Rapinatori seriali arrestati dopo l'ennesimo colpo: trovano i carabinieri sotto casa

L'indagine era partita dopo una rapina messa a segno a Ornago lo scorso 20 giugno: fondamentale l'intuizione di un militare che ha ricollegato un tentato furto a una vecchia auto con l'episodio. I malviventi rubavano auto utilitarie poco prima del colpo e poi le abbandonavano

Una delle rapine messe a segno dai due

E' bastato meno di un mese di indagini ai carabinieri della compagnia di Vimercate per individuare due rapinatori seriali, sorprenderli sul fatto e arrestarli.

Tutto è iniziato il 20 giugno scorso quando in orario di chiusura un uomo travisato da un cappellino entrava all'interno del supermercato LD a Ornago, minacciando i dipendenti con un taglierino e fuggendo via con l'incasso di poco meno di 500 euro. Il malvivente, con un complice in auto, prima dell'arrivo delle forze dell'ordine aveva fatto perdere le proprie tracce a bordo di una vecchia Y10, poi abbandonata.

Sono stati proprio gli accertamenti su quest'auto risultata rubata a un 90enne di Bellusco che hanno portato i militari sulla "pista" giusta verso i rapinatori. 

In manette sono finiti due fratelli italiani, residenti nel milanese, a Bollate e a Rho. Si tratta di B. Massimiliano, 36 anni, pregiudicato con alle spalle diverse rapine e B. Giorgio, 31enne incensurato.

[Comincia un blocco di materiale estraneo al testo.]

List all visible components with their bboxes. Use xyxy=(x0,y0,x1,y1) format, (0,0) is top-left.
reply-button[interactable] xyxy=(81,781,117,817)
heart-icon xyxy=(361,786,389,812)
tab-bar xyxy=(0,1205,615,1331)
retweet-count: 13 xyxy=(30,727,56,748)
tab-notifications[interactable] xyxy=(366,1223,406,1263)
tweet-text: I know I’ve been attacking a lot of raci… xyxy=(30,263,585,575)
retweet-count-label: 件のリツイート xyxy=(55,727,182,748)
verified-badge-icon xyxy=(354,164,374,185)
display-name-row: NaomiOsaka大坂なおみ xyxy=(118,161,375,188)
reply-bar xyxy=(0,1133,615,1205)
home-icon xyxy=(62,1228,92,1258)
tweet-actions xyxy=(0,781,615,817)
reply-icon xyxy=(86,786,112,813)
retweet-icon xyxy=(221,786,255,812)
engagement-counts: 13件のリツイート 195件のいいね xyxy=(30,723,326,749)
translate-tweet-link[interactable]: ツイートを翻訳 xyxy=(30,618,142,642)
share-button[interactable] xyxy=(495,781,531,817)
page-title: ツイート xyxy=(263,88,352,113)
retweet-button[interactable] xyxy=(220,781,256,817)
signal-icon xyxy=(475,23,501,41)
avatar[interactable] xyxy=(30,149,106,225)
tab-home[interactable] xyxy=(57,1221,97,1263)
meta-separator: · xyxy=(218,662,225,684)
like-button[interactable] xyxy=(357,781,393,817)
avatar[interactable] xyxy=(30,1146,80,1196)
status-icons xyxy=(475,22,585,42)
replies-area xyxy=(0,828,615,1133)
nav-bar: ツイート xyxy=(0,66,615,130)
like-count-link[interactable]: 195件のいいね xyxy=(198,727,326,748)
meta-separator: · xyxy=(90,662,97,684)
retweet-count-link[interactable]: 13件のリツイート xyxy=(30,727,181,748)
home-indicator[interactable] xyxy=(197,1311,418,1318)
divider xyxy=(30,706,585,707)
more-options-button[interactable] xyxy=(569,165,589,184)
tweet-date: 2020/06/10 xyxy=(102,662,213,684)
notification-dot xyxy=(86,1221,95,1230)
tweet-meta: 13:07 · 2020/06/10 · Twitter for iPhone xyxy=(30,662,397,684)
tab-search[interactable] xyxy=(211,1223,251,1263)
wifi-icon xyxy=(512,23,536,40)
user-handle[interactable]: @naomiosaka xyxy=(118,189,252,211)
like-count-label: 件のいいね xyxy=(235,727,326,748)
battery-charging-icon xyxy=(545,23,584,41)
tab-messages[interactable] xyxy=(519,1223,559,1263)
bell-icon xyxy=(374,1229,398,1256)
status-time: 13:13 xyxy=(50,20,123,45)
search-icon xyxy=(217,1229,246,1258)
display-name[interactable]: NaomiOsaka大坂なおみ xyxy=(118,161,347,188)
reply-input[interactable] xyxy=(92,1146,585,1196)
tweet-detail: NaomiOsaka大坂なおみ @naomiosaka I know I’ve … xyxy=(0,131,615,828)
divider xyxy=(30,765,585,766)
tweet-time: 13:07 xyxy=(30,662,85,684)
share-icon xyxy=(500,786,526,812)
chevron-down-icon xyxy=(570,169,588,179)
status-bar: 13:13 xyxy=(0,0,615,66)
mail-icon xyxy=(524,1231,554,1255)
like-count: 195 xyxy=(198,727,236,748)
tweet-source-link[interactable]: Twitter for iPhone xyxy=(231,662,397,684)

A loro i carabinieri sono arrivati fidandosi dell'intuizione di uno dei colleghi che mentre era impegnato nell'indagine si è ricordato di un episodio singolare. Proprio lo stesso pomeriggio della rapina a Ornago infatti alla centrale operativa era giunta una chiamata di emergenza da Cavenago Brianza da parte di una donna che chiedeva l'intervento dei carabinieri perchè due persone stavano tentando di rubare la sua auto, armeggiando vicino a una vecchia Fiat Panda. 

La signora è stata ascoltata per raccogliere preziosi dettagli in merito ai due soggetti o all'auto con cui i malviventi si muovevano: l'ipotesi che i carabinieri hanno cercato di verificare infatti riguardava la possibilità che i due dapprima avevano raggiunto Cavenago per rubare un'auto con cui compiere la rapina e poi, dopo il fallimento del tentativo, si siano diretti a Bellusco e abbiano optato per la Y10 di un 90enne.

La donna ha ricordato che i due si erano allontanati con una berlina scura che, dalla visione delle immagini registrate dal circuito di videocamere del comune brianzolo, è risultata essere una Bmw nera di proprietà di B. Massimiliano, 36enne pregiudicato con precedenti proprio per rapina. Da quel momento i militari hanno messo in piedi un'attività di pedinamento per i due e hanno seguito tutti gli spostamenti dell'auto.

Il passo falso dei malviventi non si è fatto attendere molto: venerdì pomeriggio intorno alle 17.30 i due hanno colpito ancora a ridosso della Brianza e hanno rapinato il discount DiPiù in via Mazzini a Trezzo sull'Adda, allontanandosi con 995 euro di bottino e liberandosi poco più in là di una vecchia Fiat Panda che anche in questo caso avevano rubato proprio in occasione del colpo.

Ad aspettarli sotto casa a Bollate, in via caduti Bollatesi, però venerdì alle 19 hanno trovato i carabinieri. Dopo un futile tentativo di fuggire e speronare l'auto dei militari i due sono stati arrestati.

Dovranno rispondere di rapina aggravata, resistenza a pubblico ufficiale, furto agravato e detenzione di sostanza stupefacente ai fini di spaccio. 

Nell'auto e negli appartamenti dei due sono stati trovati un taglierino, denaro in contanti provento di furto, materiali per il travisamento, nove telefoni cellulari, cinque spadini usati per rubare le auto, circa 100 grammi tra hashish e marijuana, materiale per il confezionamento della droga e 850 euro provento di spaccio.